新生銀行「2015年サラリーマンのお小遣い調査」のデータより、グラフ作成

新生銀行「2015年サラリーマンのお小遣い調査」のデータより、グラフ作成


■サラリーマンの小遣いは、平均37,642円~過去2番目の低水準
男性会社員のお小遣いの平均額は、37,642円で昨年より1,930円少なくなり、1979年の調査開始以来、過去2番目に低い金額となりました。女性会社員のお小遣いの平均額は、34,468円で昨年より2,244円少なくなりました。年代別に見ると(データは男性のみ)、20代・30代は、昨年より小遣い額は若干アップしていますが、40代・50代は、大きくダウンしています。住宅ローンや教育費の負担が大きい年代のお父さんの小遣いが大きく減らされたといえそうです。

■株価が大幅に上昇しても、小遣いは上がらなかった!?
株価が上昇し、景気が上向いてきていると言われている中、サラリーマンの小遣い額がダウンしたという結果は、少し予想外でした。過去のサラリーマンの小遣いと日経平均株価との関係を見てみると、株価の上昇・下降に遅れて、小遣いが上昇・下降する関係でした。景気の先行きを見通して株価が上昇し、実際に景気が良いと、企業業績が良くなり、その業績結果を見て、給料・賞与が上がり、家計に入ってくるお金が増えれば、お小遣いも増える、といった感じです。

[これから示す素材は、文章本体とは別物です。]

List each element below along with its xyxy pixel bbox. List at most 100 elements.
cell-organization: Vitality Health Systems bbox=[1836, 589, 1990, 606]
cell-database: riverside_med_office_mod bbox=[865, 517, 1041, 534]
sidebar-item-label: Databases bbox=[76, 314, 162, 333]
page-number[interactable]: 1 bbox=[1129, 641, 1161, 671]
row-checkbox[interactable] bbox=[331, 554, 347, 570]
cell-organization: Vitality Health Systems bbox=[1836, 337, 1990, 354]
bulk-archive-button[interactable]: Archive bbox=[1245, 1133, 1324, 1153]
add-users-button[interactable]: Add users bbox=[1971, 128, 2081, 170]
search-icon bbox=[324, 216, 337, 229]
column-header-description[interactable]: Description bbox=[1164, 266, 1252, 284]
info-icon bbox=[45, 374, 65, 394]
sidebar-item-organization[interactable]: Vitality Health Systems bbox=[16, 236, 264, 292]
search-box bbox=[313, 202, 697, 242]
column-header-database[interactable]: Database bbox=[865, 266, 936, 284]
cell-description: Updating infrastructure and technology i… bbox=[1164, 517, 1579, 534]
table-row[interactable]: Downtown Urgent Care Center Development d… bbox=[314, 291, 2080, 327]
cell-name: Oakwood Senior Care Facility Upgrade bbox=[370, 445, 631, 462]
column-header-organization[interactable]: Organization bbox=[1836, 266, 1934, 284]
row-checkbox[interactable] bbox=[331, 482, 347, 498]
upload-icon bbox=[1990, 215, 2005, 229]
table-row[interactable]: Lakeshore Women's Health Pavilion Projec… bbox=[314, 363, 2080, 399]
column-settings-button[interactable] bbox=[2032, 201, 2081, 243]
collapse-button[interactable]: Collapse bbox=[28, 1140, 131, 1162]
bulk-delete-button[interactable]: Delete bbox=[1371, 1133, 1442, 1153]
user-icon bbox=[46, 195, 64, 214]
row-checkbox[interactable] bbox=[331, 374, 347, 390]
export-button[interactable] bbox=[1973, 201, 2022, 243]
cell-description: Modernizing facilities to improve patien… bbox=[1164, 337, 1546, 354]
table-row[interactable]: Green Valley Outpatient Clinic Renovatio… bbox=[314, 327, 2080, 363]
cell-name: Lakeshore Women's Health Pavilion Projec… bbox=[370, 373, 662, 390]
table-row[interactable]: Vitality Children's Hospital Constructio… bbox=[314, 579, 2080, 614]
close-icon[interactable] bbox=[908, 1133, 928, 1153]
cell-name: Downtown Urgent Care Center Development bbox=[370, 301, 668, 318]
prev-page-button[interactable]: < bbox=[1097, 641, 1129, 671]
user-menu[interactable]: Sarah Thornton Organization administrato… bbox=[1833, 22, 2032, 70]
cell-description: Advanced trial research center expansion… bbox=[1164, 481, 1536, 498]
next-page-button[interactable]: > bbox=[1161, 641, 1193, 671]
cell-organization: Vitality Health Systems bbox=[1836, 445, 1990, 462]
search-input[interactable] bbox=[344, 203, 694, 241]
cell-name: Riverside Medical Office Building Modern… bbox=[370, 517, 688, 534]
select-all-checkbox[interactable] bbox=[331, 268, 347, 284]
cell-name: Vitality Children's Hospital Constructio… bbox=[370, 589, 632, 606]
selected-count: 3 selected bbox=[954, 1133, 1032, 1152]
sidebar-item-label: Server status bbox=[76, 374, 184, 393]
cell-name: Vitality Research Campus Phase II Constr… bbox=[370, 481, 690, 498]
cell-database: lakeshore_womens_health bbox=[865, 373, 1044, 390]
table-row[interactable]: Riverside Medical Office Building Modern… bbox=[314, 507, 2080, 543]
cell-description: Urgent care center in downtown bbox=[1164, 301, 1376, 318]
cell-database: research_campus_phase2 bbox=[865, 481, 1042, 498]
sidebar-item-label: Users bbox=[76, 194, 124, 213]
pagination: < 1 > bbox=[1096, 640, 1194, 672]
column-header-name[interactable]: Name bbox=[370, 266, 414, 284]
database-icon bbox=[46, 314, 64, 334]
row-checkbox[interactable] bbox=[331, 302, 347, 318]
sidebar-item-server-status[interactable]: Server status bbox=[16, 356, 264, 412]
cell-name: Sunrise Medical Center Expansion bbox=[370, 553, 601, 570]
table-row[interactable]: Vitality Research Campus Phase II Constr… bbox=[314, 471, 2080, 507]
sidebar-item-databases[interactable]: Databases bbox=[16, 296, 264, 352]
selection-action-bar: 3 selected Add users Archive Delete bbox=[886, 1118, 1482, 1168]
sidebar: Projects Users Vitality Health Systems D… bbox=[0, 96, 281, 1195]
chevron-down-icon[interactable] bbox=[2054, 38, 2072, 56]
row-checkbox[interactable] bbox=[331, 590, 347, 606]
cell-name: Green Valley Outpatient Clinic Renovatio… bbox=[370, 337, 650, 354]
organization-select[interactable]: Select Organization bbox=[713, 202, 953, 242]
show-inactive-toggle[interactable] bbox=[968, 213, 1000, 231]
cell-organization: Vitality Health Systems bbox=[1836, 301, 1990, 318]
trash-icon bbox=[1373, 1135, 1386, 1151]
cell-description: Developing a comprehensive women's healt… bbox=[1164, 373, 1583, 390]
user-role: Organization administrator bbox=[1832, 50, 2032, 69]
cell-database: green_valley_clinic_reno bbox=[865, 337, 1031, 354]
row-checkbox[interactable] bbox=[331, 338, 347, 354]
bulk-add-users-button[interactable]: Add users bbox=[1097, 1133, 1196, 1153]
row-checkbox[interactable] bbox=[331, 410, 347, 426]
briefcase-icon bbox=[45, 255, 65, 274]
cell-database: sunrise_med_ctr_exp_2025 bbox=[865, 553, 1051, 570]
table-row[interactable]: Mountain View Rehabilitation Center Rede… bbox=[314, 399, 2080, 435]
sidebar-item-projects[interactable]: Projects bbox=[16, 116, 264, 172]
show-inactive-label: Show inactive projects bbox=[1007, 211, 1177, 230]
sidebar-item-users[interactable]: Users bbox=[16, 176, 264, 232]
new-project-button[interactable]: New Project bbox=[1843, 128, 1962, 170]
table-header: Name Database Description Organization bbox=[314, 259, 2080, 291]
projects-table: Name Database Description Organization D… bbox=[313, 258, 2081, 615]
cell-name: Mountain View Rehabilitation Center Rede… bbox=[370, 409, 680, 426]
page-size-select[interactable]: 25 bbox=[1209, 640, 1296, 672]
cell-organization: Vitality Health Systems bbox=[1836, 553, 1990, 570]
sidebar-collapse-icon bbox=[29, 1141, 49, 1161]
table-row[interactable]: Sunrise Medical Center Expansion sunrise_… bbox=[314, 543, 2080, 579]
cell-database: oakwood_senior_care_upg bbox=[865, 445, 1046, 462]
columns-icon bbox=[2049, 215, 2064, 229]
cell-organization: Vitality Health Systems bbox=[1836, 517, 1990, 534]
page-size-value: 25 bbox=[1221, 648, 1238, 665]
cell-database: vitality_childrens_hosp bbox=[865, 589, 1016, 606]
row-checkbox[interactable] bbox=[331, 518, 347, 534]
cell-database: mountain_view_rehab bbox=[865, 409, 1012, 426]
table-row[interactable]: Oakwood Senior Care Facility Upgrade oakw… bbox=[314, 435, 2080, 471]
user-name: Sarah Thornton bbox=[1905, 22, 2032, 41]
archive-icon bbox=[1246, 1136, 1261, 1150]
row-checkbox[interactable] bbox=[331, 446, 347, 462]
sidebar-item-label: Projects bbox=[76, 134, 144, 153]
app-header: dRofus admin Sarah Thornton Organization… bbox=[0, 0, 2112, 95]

新生銀行「2015年サラリーマンのお小遣い調査」のデータ、及び日経平均株価の年次終値(2015年は、6月30日終値)より、グラフを作成

新生銀行「2015年サラリーマンのお小遣い調査」のデータ、及び日経平均株価の年次終値(2015年は、6月30日終値)より、グラフを作成


2007年以降、サラリーマンの小遣いは、減少傾向でしたが、昨年、上昇に転じたので、昨年から、上昇傾向が続くのかなと、個人的に予想していました。ところが、結果を見ると、昨年よりも減少しました。これは、昨年来の消費税アップと、最近の食料や日用品など、生活に関わりのあるものの物価が上がり、家計全体の支出の見直しを行った結果、小遣いにメスを入れられたと考えられます。

■小遣い減少で、自由に使えるお金は大幅減少!?
ところで、サラリーマン(男性)の小遣いの使い途として、上位から順に、昼食代(50.0%)、飲み代(28.2%)、趣味の費用(27.0%)になっています。この調査の小遣いは、昼食代込みの金額になっています。昼食代は、昼食を抜かない限り、必ず支出する金額ですから、実際に、自由に使えるお金は、小遣いから昼食代(1ヶ月)を除いた金額になります。一方、昼食代は、昨年の消費税アップや原材料価格の上昇から、年々、上昇傾向にあります。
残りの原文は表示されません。